Q&A with Rav Aryeh Scheinberg

With special permission from Ami Magazine, I am posting this earlier than expected in response to many requests, along with the cover story.

How long have you known Pastor Hagee?

We have a 34-year relationship, a 34-year friendship.

That is when he decided to run a Night to Honor Israel. Did you know him before then?

We had only met once prior, at a community event. We began to share time together when the Night to Honor Israel was emerging in response to criticism of Israel. He wanted to promote the wonderful favor that Israel did for the free world in bombing the Osirak nuclear reactor. And we began to speak with each other on an ongoing basis.

Did you have conversations about his idea before suggesting to the Federation that they should talk with him?

Yes, I had heard him out myself. My feeling was not based on discussion with others or extensive research, just the feeling that you get about a person when you meet them.

In the first years, until people learned to trust him and believe that he had no proselytizing agenda, and that he was what he said he would be, I had to represent him to different communities, to different Jewish leaders. I gave them my personal testimony, if you will, of his sincerity, the authenticity of his support for Yidden and desire to help Eretz Yisroel.

After a while, he became a known commodity. People in the national Jewish leadership came to recognize his idealism and altruism. So my role became less intense, less constant in the need to represent him to others.

I still say I’m a gatekeeper and advisor, because there are people always trying to reach him. He has to know who he needs to see. He relies on my advice and the advice of some others.

It’s an unlikely alliance.

The whole movement is “unlikely,” but it’s happening. It’s happening and it is something which has to be Yad HaShem. MeAyin Yavo Ezri. CUFI is a growing force for political advocacy at a time when we have no friends in the world outside North America.

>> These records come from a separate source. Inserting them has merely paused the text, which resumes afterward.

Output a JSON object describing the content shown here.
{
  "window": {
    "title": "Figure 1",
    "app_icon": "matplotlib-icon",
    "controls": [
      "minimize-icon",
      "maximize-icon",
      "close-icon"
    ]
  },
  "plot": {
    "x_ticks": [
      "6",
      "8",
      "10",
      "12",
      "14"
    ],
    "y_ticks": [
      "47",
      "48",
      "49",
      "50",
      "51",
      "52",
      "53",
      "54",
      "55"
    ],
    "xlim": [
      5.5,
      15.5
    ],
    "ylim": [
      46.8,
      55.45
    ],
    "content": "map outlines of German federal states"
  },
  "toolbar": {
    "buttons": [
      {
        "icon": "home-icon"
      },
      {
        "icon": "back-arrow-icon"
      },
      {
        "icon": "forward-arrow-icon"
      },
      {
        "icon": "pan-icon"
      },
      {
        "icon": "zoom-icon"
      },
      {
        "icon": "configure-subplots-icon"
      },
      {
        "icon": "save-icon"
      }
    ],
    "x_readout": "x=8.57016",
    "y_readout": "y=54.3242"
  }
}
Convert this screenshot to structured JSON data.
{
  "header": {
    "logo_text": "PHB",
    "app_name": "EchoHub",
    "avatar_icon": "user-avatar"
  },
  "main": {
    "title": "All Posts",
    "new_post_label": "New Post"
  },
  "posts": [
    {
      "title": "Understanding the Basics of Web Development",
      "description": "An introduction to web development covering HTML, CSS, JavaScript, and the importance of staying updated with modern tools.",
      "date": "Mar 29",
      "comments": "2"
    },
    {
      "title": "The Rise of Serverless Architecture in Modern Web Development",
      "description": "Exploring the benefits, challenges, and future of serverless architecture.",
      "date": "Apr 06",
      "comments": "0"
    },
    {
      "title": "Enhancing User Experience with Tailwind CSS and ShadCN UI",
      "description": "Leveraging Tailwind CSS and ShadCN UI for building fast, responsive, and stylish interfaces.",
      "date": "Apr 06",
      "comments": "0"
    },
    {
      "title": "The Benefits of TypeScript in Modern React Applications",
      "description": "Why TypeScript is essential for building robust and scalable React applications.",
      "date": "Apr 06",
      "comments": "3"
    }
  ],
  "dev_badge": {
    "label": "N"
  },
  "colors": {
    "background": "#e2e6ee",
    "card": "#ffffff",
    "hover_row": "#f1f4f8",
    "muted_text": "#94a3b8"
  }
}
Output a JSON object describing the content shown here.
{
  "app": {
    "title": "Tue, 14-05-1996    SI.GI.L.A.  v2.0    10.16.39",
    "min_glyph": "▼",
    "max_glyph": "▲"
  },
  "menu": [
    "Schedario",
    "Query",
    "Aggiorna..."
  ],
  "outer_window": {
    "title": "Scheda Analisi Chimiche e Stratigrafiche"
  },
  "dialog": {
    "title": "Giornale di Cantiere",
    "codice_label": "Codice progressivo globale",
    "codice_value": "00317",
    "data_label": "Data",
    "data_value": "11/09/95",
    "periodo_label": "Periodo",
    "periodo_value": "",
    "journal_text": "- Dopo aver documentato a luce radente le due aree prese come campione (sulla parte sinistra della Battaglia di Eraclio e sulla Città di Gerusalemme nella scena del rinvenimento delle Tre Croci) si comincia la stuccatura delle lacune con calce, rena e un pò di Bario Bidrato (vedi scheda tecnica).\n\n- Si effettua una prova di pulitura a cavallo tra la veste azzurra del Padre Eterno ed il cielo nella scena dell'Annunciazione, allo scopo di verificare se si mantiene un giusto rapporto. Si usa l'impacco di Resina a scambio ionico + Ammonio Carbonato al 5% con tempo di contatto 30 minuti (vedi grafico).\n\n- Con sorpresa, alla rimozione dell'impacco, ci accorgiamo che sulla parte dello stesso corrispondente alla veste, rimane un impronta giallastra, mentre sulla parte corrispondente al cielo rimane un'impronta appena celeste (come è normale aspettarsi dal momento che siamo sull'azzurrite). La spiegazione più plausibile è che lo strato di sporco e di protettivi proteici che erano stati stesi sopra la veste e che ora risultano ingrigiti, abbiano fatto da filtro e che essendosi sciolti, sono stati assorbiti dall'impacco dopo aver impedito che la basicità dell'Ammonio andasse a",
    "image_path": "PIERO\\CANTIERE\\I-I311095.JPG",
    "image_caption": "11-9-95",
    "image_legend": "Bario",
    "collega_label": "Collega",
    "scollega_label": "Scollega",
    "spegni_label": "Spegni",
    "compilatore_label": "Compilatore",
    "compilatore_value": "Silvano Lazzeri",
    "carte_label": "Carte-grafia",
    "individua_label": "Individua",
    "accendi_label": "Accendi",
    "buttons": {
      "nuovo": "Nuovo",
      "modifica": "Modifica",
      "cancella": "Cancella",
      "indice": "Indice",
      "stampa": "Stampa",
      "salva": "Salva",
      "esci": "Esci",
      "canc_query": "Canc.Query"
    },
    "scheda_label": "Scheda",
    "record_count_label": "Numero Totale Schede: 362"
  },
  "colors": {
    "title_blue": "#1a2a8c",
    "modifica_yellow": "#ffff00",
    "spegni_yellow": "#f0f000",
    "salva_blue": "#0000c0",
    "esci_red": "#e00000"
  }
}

Non-frum Jews need them in another way, also: their belief in Scripture. They say, “Eretz Yisroel belongs to you because the Torah says so.” We don’t have to believe their Bible, but they believe ours. We should hope that non-frum Jews will think about what he’s saying.

He’s a person, obviously, of power. He has strong, passionate beliefs. And he’s a visionary. He’s not politically correct. He acts based on what he thinks G-d wants, which is consistent in most areas of political and social life with what an Orthodox Jew should want.

What about the obvious religious chasm?

We’re both aware of that; obviously we all think of our own Acharis haYamim. But when we open the Wall Street Journal and look at the political scene, we don’t think about the end of days, but what is going to happen today or tomorrow. We have so many issues that we need to be active about now.

Why should we talk about the end of days when we have such concern about next week, or next month? When we have such concern about Iran and the well-being of the United States, are we growing stronger or weaker – there are just so many issues of the survival and security of the present that eschatological discussions are a luxury.

But “sof kol sof” doesn’t he believe you need to accept their religious founder to go to Heaven?

He has already worked that out, and gone on record saying that that’s not the case, that Torah-True Jews will have a “special grace.” Bottom line, he does not believe that our salvation depends upon a change of faith.

How do you view his personal interactions with the Jewish community?

I’ve seen him in very sensitive, tender moments. I’ve seen him with genuine tears at Yad VaShem. I’ve seen him being courteous to an elderly person who came to him when thousands were waiting.

I’ve seen his sensitivity to my needs, to Orthodox needs. Whenever there is any event, he’s concerned about Kashrus. Wherever I go with him, or any even where there are going to be Jews, there’s going to be a Kosher meal. Even for Jews that haven’t seen a Kosher meal in a long time.

He visited Jonathan Pollard in jail when few paid attention to his case. He sat in jail with Pollard for three or four hours. I viewed him as a visionary doing epic things, changing the feelings of Christians for Jews. And then I saw the lengths to which he was prepared to go to encourage and diminish the pain of a single Yid.

Whenever we go to Eretz Yisroel together we stop at the Wall and pray for each other’s well-being, as well as Eretz Yisroel and Klal Yisroel.

Why did he come to Rodfei Shalom after the vandalism?

There was no agenda, he didn’t know the media would be here. He came to ask what he can do, and how they can help – to be mechazek by standing with us. He conveyed the feeling that we are family. He supported our building campaign in 2007, and even told me that we didn’t need to recognize it – though we did, putting his name on the board room, where we meet. But he responded Wednesday as if it were his own church that had been attacked.

It’s clear that he cares about the entire Jewish community, but has a special relationship with you.

He has often said publicly that I’m the closest of all his friends among the clergy, Christian and otherwise. We’ll talk about things of a personal nature that may not be a topic of conversation with others. If there’s an issue that is vexing or troubling to him, he will call and ask for my prayers.

Ours is a mutual relationship. It just happened. It developed on a basis of mutual trust, respect and love.